Intervista on. Fontana da “Eco di Bergamo”: «Presenza necessaria per la ricostruzione»
«La divisione del centrosinistra sulla missione in Iraq è incomprensibile e la posizione che ha assunto è di retroguardia». Gregorio Fontana, parlamentare di Forza Italia eletto nel Collegio di Dalmine, non ha dubbi sulla necessità di continuare a mantenere in Iraq il contingente italiano e non riesce a spiegarsi il perché il centrosinistra non sia riuscito a trovare una posizione unitaria e soprattutto «di responsabilità».
Il voto al Senato sulla missione in Iraq e soprattutto la decisione di non stralciarla dal decreto che proroga i finanziamenti a tutti i contingenti impegnati nel mondo ha scatenato una forte polemica politica.

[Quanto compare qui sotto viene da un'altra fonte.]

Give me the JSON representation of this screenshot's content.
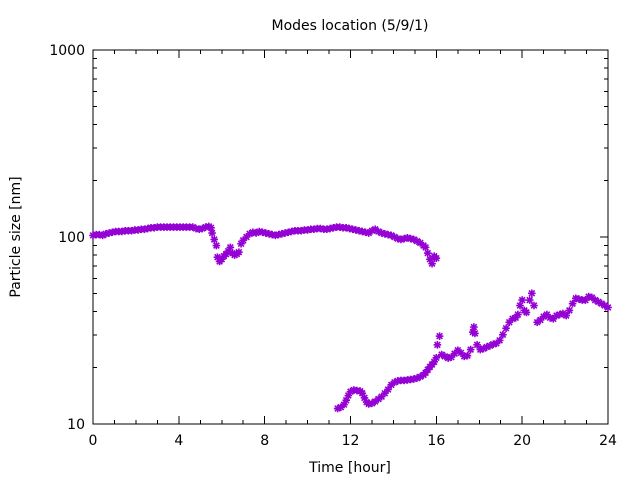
{
  "chart_data": {
    "type": "scatter",
    "title": "Modes location (5/9/1)",
    "xlabel": "Time [hour]",
    "ylabel": "Particle size [nm]",
    "xlim": [
      0,
      24
    ],
    "ylim": [
      10,
      1000
    ],
    "y_scale": "log",
    "x_ticks": [
      0,
      4,
      8,
      12,
      16,
      20,
      24
    ],
    "x_tick_labels": [
      "0",
      "4",
      "8",
      "12",
      "16",
      "20",
      "24"
    ],
    "y_ticks": [
      10,
      100,
      1000
    ],
    "y_tick_labels": [
      "10",
      "100",
      "1000"
    ],
    "grid": false,
    "legend": "none",
    "marker_color": "#9400D3",
    "series": [
      {
        "points": [
          [
            0.0,
            102
          ],
          [
            0.15,
            103
          ],
          [
            0.3,
            103
          ],
          [
            0.45,
            102
          ],
          [
            0.6,
            104
          ],
          [
            0.75,
            105
          ],
          [
            0.9,
            106
          ],
          [
            1.05,
            107
          ],
          [
            1.2,
            107
          ],
          [
            1.35,
            107
          ],
          [
            1.5,
            108
          ],
          [
            1.65,
            108
          ],
          [
            1.8,
            108
          ],
          [
            1.95,
            109
          ],
          [
            2.1,
            109
          ],
          [
            2.25,
            110
          ],
          [
            2.4,
            110
          ],
          [
            2.55,
            111
          ],
          [
            2.7,
            112
          ],
          [
            2.85,
            112
          ],
          [
            3.0,
            113
          ],
          [
            3.15,
            113
          ],
          [
            3.3,
            113
          ],
          [
            3.45,
            113
          ],
          [
            3.6,
            113
          ],
          [
            3.75,
            113
          ],
          [
            3.9,
            113
          ],
          [
            4.05,
            113
          ],
          [
            4.2,
            113
          ],
          [
            4.35,
            113
          ],
          [
            4.5,
            113
          ],
          [
            4.65,
            113
          ],
          [
            4.8,
            111
          ],
          [
            4.95,
            110
          ],
          [
            5.1,
            111
          ],
          [
            5.25,
            113
          ],
          [
            5.4,
            114
          ],
          [
            5.5,
            112
          ],
          [
            5.55,
            105
          ],
          [
            5.65,
            97
          ],
          [
            5.75,
            90
          ],
          [
            5.8,
            78
          ],
          [
            5.9,
            74
          ],
          [
            6.0,
            76
          ],
          [
            6.1,
            79
          ],
          [
            6.2,
            81
          ],
          [
            6.3,
            84
          ],
          [
            6.4,
            88
          ],
          [
            6.5,
            82
          ],
          [
            6.6,
            80
          ],
          [
            6.7,
            81
          ],
          [
            6.8,
            83
          ],
          [
            6.9,
            92
          ],
          [
            7.0,
            96
          ],
          [
            7.15,
            100
          ],
          [
            7.3,
            104
          ],
          [
            7.45,
            106
          ],
          [
            7.6,
            105
          ],
          [
            7.75,
            107
          ],
          [
            7.9,
            106
          ],
          [
            8.05,
            105
          ],
          [
            8.2,
            104
          ],
          [
            8.35,
            103
          ],
          [
            8.5,
            102
          ],
          [
            8.65,
            103
          ],
          [
            8.8,
            104
          ],
          [
            8.95,
            105
          ],
          [
            9.1,
            106
          ],
          [
            9.25,
            107
          ],
          [
            9.4,
            108
          ],
          [
            9.55,
            108
          ],
          [
            9.7,
            108
          ],
          [
            9.85,
            109
          ],
          [
            10.0,
            109
          ],
          [
            10.15,
            110
          ],
          [
            10.3,
            110
          ],
          [
            10.45,
            111
          ],
          [
            10.6,
            111
          ],
          [
            10.75,
            110
          ],
          [
            10.9,
            110
          ],
          [
            11.05,
            111
          ],
          [
            11.2,
            112
          ],
          [
            11.35,
            113
          ],
          [
            11.5,
            113
          ],
          [
            11.65,
            112
          ],
          [
            11.8,
            112
          ],
          [
            11.95,
            111
          ],
          [
            12.1,
            110
          ],
          [
            12.25,
            109
          ],
          [
            12.4,
            108
          ],
          [
            12.55,
            107
          ],
          [
            12.7,
            106
          ],
          [
            12.85,
            105
          ],
          [
            13.0,
            108
          ],
          [
            13.15,
            110
          ],
          [
            13.3,
            107
          ],
          [
            13.45,
            105
          ],
          [
            13.6,
            104
          ],
          [
            13.75,
            103
          ],
          [
            13.9,
            102
          ],
          [
            14.05,
            100
          ],
          [
            14.2,
            98
          ],
          [
            14.35,
            97
          ],
          [
            14.5,
            98
          ],
          [
            14.65,
            99
          ],
          [
            14.8,
            98
          ],
          [
            14.95,
            97
          ],
          [
            15.1,
            95
          ],
          [
            15.25,
            93
          ],
          [
            15.4,
            90
          ],
          [
            15.5,
            88
          ],
          [
            15.6,
            82
          ],
          [
            15.7,
            76
          ],
          [
            15.8,
            72
          ],
          [
            15.9,
            79
          ],
          [
            16.0,
            77
          ]
        ]
      },
      {
        "points": [
          [
            11.4,
            12.1
          ],
          [
            11.55,
            12.3
          ],
          [
            11.7,
            12.7
          ],
          [
            11.8,
            13.4
          ],
          [
            11.9,
            14.2
          ],
          [
            12.0,
            14.9
          ],
          [
            12.15,
            15.2
          ],
          [
            12.3,
            15.1
          ],
          [
            12.45,
            15.0
          ],
          [
            12.55,
            14.6
          ],
          [
            12.65,
            13.8
          ],
          [
            12.75,
            13.1
          ],
          [
            12.85,
            12.8
          ],
          [
            13.0,
            12.9
          ],
          [
            13.15,
            13.2
          ],
          [
            13.3,
            13.6
          ],
          [
            13.45,
            14.0
          ],
          [
            13.6,
            14.6
          ],
          [
            13.75,
            15.3
          ],
          [
            13.9,
            16.2
          ],
          [
            14.05,
            16.7
          ],
          [
            14.2,
            17.0
          ],
          [
            14.35,
            17.1
          ],
          [
            14.5,
            17.1
          ],
          [
            14.65,
            17.2
          ],
          [
            14.8,
            17.3
          ],
          [
            14.95,
            17.4
          ],
          [
            15.1,
            17.6
          ],
          [
            15.25,
            17.9
          ],
          [
            15.4,
            18.3
          ],
          [
            15.5,
            18.8
          ],
          [
            15.6,
            19.5
          ],
          [
            15.7,
            20.2
          ],
          [
            15.8,
            20.8
          ],
          [
            15.9,
            21.5
          ],
          [
            16.0,
            22.6
          ],
          [
            16.05,
            26.5
          ],
          [
            16.15,
            29.5
          ],
          [
            16.25,
            23.5
          ],
          [
            16.4,
            23.0
          ],
          [
            16.55,
            22.5
          ],
          [
            16.7,
            22.8
          ],
          [
            16.85,
            23.8
          ],
          [
            17.0,
            24.8
          ],
          [
            17.15,
            24.0
          ],
          [
            17.3,
            23.0
          ],
          [
            17.45,
            23.2
          ],
          [
            17.6,
            25.0
          ],
          [
            17.7,
            31.0
          ],
          [
            17.75,
            33.0
          ],
          [
            17.8,
            30.5
          ],
          [
            17.9,
            26.5
          ],
          [
            18.05,
            25.0
          ],
          [
            18.2,
            25.3
          ],
          [
            18.35,
            25.8
          ],
          [
            18.5,
            26.2
          ],
          [
            18.65,
            26.7
          ],
          [
            18.8,
            27.0
          ],
          [
            18.95,
            28.0
          ],
          [
            19.1,
            30.0
          ],
          [
            19.25,
            32.5
          ],
          [
            19.4,
            35.0
          ],
          [
            19.55,
            36.5
          ],
          [
            19.7,
            37.0
          ],
          [
            19.8,
            38.5
          ],
          [
            19.9,
            43.0
          ],
          [
            20.0,
            46.0
          ],
          [
            20.1,
            40.5
          ],
          [
            20.2,
            39.5
          ],
          [
            20.35,
            46.0
          ],
          [
            20.45,
            50.0
          ],
          [
            20.55,
            43.0
          ],
          [
            20.7,
            35.0
          ],
          [
            20.85,
            36.0
          ],
          [
            21.0,
            37.5
          ],
          [
            21.15,
            38.5
          ],
          [
            21.3,
            37.0
          ],
          [
            21.45,
            36.5
          ],
          [
            21.6,
            38.0
          ],
          [
            21.75,
            38.5
          ],
          [
            21.9,
            39.0
          ],
          [
            22.05,
            38.0
          ],
          [
            22.2,
            40.5
          ],
          [
            22.35,
            44.0
          ],
          [
            22.5,
            47.0
          ],
          [
            22.65,
            46.5
          ],
          [
            22.8,
            46.0
          ],
          [
            22.95,
            46.0
          ],
          [
            23.1,
            48.0
          ],
          [
            23.25,
            47.5
          ],
          [
            23.4,
            46.0
          ],
          [
            23.55,
            45.0
          ],
          [
            23.7,
            44.0
          ],
          [
            23.85,
            43.0
          ],
          [
            24.0,
            42.0
          ]
        ]
      }
    ]
  }
}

«Le missioni militari italiane sono tutte mirate alla pace e alla ricostruzione. Ed è questa la cosa più importante di cui bisogna tener conto: gli iracheni, come altri popoli che i nostri soldati aiutano, hanno bisogno del forte sostegno dell’Italia. E di fronte a questa esigenza non riesco a capire la spaccatura all’interno del centrosinistra che avrebbe dovuto votare compatta a favore. Invece, fino all’ultimo momento in Senato non si capiva chi dell’opposizione avrebbe votato a favore, chi si sarebbe astenuto e chi avrebbe abbandonato i lavori. Noi abbiamo assistito perplessi a questo dibattito».
Un dibattito interno comunque legittimo.
«Questo non lo metto in dubbio: in una forza politica si possono verificare queste situazioni, ma io sono del parere che una sinistra matura deve assumersi le proprie responsabilità, come del resto hanno fatto anche alcuni Paesi guidati da governi di sinistra che hanno appoggiato la ricostruzione in Iraq. A livello europeo possiamo citare diversi esempi e sottolineare anche il cambiamento di rotta di Francia e Germania, inizialmente contrarie a qualsiasi coinvolgimento. In questo contesto quella della sinistra italiana è una posizione di retroguardia».
I rischi in Iraq, comunque, continuano ad essere forti. I tempi per garantire la sicurezza si annunciano davvero lunghi e questo a discapito della ricostruzione.
«I rischi ci sono e anche per i militari italiani. Non vengono però dagli iracheni che circondano i nostri ragazzi, ma dal terrorismo islamico che fa leva su kamikaze libanesi o yemeniti. Certamente uno dei presupposti per la ricostruzione è garantire la sicurezza e in questo senso noi spingiamo verso una responsabilizzazione dell’Onu. Ci sono forti interrogativi rispetto ai tempi, ma sarebbe assurdo bruciarli e lasciare che l’Iraq si trasformi in una Somalia».